Room for the Middle Weights
Bell also regarded the medium bore .318 very highly, noting it as the “deadliest weapon of the push-bolt type” known to him. He preferred 250gr. bullets for their penetration, being especially adept at coursing through hide and tissue on quartering away brain shots. He kept detailed notes and credited the .318 with a slightly better shot-to-kill ratio compared to the .275 when used on oblique brain shots from the rear. He selected the .318 (.330” actual) as the main battery for his water-based adventure on the Bahr Aouk river by canoe in 1918.
He clearly liked the .318 and picked up 6,000 rounds of ammo along the way to support this favour. Unfortunately, the batch was faulty with many misfires, so he used the ammo for practice as well as taking birds at distance on the wing.
A man of his time
In later years Bell recognized that his leaning toward small bores was heavily influenced by his early success with their use. He notes that if he had experienced similar results with big bores early on, he may well have found himself in the other camp, extolling their virtues with similar enthusiasm.

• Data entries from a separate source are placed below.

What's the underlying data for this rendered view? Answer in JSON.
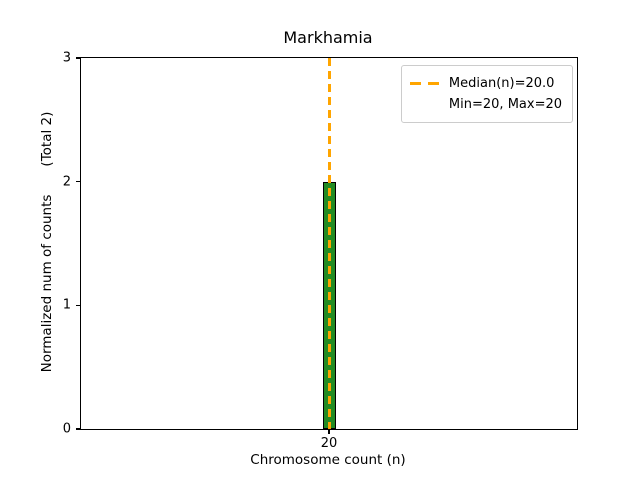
{
  "chart_data": {
    "type": "bar",
    "title": "Markhamia",
    "xlabel": "Chromosome count (n)",
    "ylabel": "Normalized num of counts",
    "ylabel_annotation": "(Total 2)",
    "categories": [
      "20"
    ],
    "values": [
      2
    ],
    "total_counts": 2,
    "ylim": [
      0,
      3
    ],
    "yticks": [
      "0",
      "1",
      "2",
      "3"
    ],
    "xticks": [
      "20"
    ],
    "grid": false,
    "bar_color": "#228B22",
    "bar_edge_color": "#000000",
    "median_line": {
      "x": 20,
      "color": "#FFA500",
      "style": "dashed"
    },
    "legend": {
      "position": "upper-right",
      "entries": [
        {
          "handle": "orange-dashed-line",
          "label": "Median(n)=20.0"
        },
        {
          "handle": "none",
          "label": "Min=20, Max=20"
        }
      ]
    }
  }
}
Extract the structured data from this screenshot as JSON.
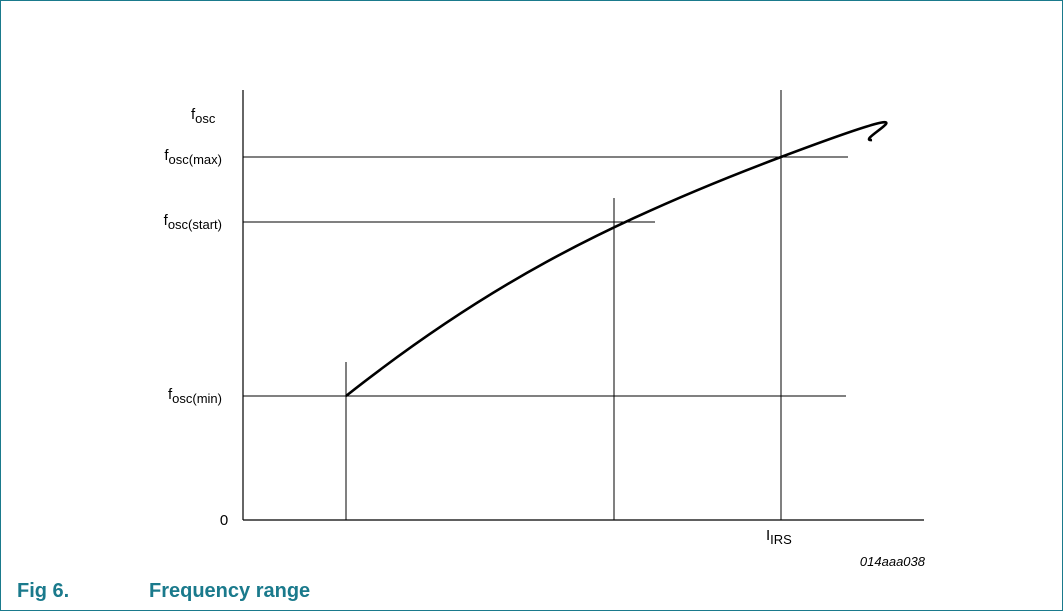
{
  "figure": {
    "number": "Fig 6.",
    "title": "Frequency range",
    "code": "014aaa038",
    "frame_color": "#1a7a8c"
  },
  "diagram": {
    "y_axis_label": {
      "base": "f",
      "sub": "osc"
    },
    "x_axis_label": {
      "base": "I",
      "sub": "IRS"
    },
    "origin_label": "0",
    "levels": [
      {
        "id": "max",
        "base": "f",
        "sub": "osc(max)"
      },
      {
        "id": "start",
        "base": "f",
        "sub": "osc(start)"
      },
      {
        "id": "min",
        "base": "f",
        "sub": "osc(min)"
      }
    ]
  }
}
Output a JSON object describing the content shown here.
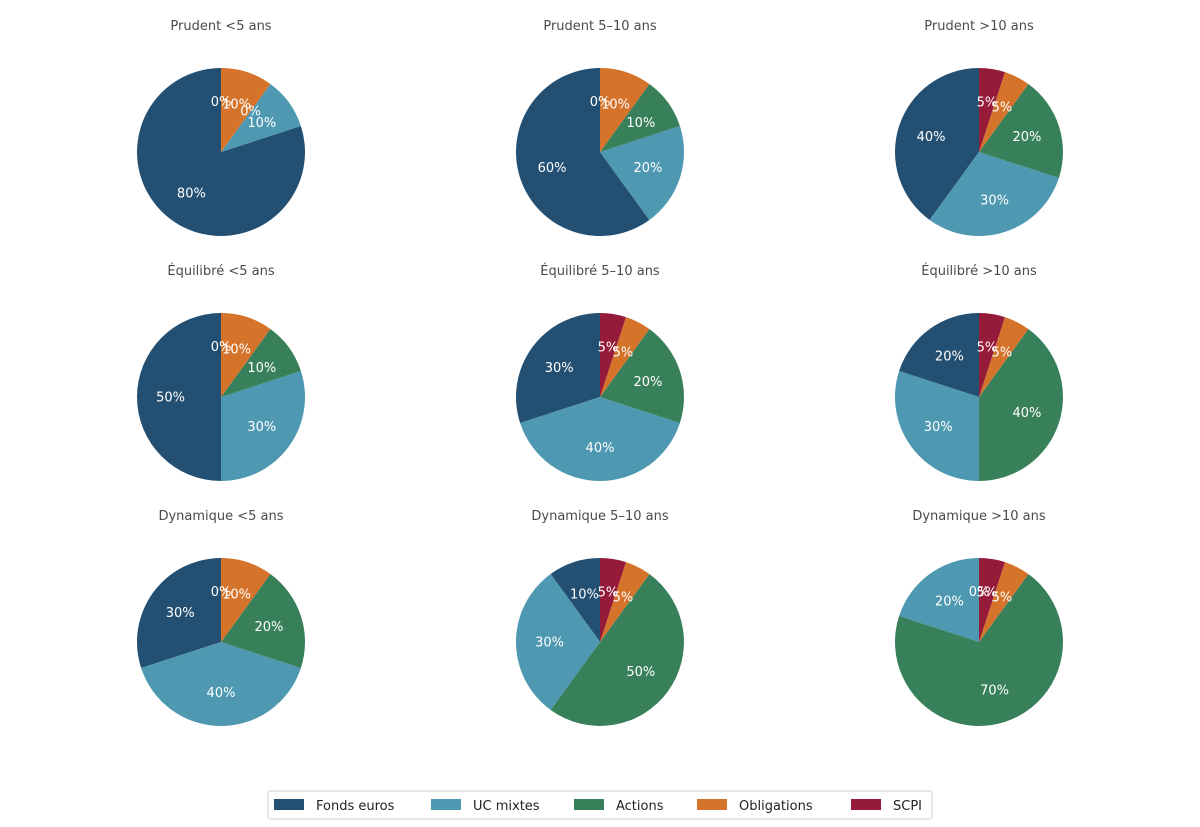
{
  "chart_data": {
    "type": "pie",
    "categories": [
      "Fonds euros",
      "UC mixtes",
      "Actions",
      "Obligations",
      "SCPI"
    ],
    "colors": [
      "#234f72",
      "#4e98b1",
      "#38805a",
      "#d5732b",
      "#961b3b"
    ],
    "charts": [
      {
        "title": "Prudent <5 ans",
        "values": [
          80,
          10,
          0,
          10,
          0
        ],
        "labels": [
          "80%",
          "10%",
          "0%",
          "10%",
          "0%"
        ]
      },
      {
        "title": "Prudent 5–10 ans",
        "values": [
          60,
          20,
          10,
          10,
          0
        ],
        "labels": [
          "60%",
          "20%",
          "10%",
          "10%",
          "0%"
        ]
      },
      {
        "title": "Prudent >10 ans",
        "values": [
          40,
          30,
          20,
          5,
          5
        ],
        "labels": [
          "40%",
          "30%",
          "20%",
          "5%",
          "5%"
        ]
      },
      {
        "title": "Équilibré <5 ans",
        "values": [
          50,
          30,
          10,
          10,
          0
        ],
        "labels": [
          "50%",
          "30%",
          "10%",
          "10%",
          "0%"
        ]
      },
      {
        "title": "Équilibré 5–10 ans",
        "values": [
          30,
          40,
          20,
          5,
          5
        ],
        "labels": [
          "30%",
          "40%",
          "20%",
          "5%",
          "5%"
        ]
      },
      {
        "title": "Équilibré >10 ans",
        "values": [
          20,
          30,
          40,
          5,
          5
        ],
        "labels": [
          "20%",
          "30%",
          "40%",
          "5%",
          "5%"
        ]
      },
      {
        "title": "Dynamique <5 ans",
        "values": [
          30,
          40,
          20,
          10,
          0
        ],
        "labels": [
          "30%",
          "40%",
          "20%",
          "10%",
          "0%"
        ]
      },
      {
        "title": "Dynamique 5–10 ans",
        "values": [
          10,
          30,
          50,
          5,
          5
        ],
        "labels": [
          "10%",
          "30%",
          "50%",
          "5%",
          "5%"
        ]
      },
      {
        "title": "Dynamique >10 ans",
        "values": [
          0,
          20,
          70,
          5,
          5
        ],
        "labels": [
          "0%",
          "20%",
          "70%",
          "5%",
          "5%"
        ]
      }
    ],
    "legend": {
      "entries": [
        "Fonds euros",
        "UC mixtes",
        "Actions",
        "Obligations",
        "SCPI"
      ],
      "placement": "bottom-center"
    }
  }
}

My own conclusion is that Bell was a pragmatist at heart, and selected his battery based on the evolving supply of reliable ammunition, and early on this brought him to calibres from a military pedigree coupled in light-framed actions. He selected rifles with the intent of getting in close in harsh quarters and taking several animals in quick succession, rather than selecting one individual as occurs among hunters today. He remained willing to adapt and trial different calibres well into his 40’s, although even in his 70’s, he still considered the advantages of a short bolt-throw and low recoil to outweigh the penetration advantages offered by the heavy weights. He was a highly accomplished rifleman and, given his ability to place shots under pressure, his preference for small bores made perfect sense – for him.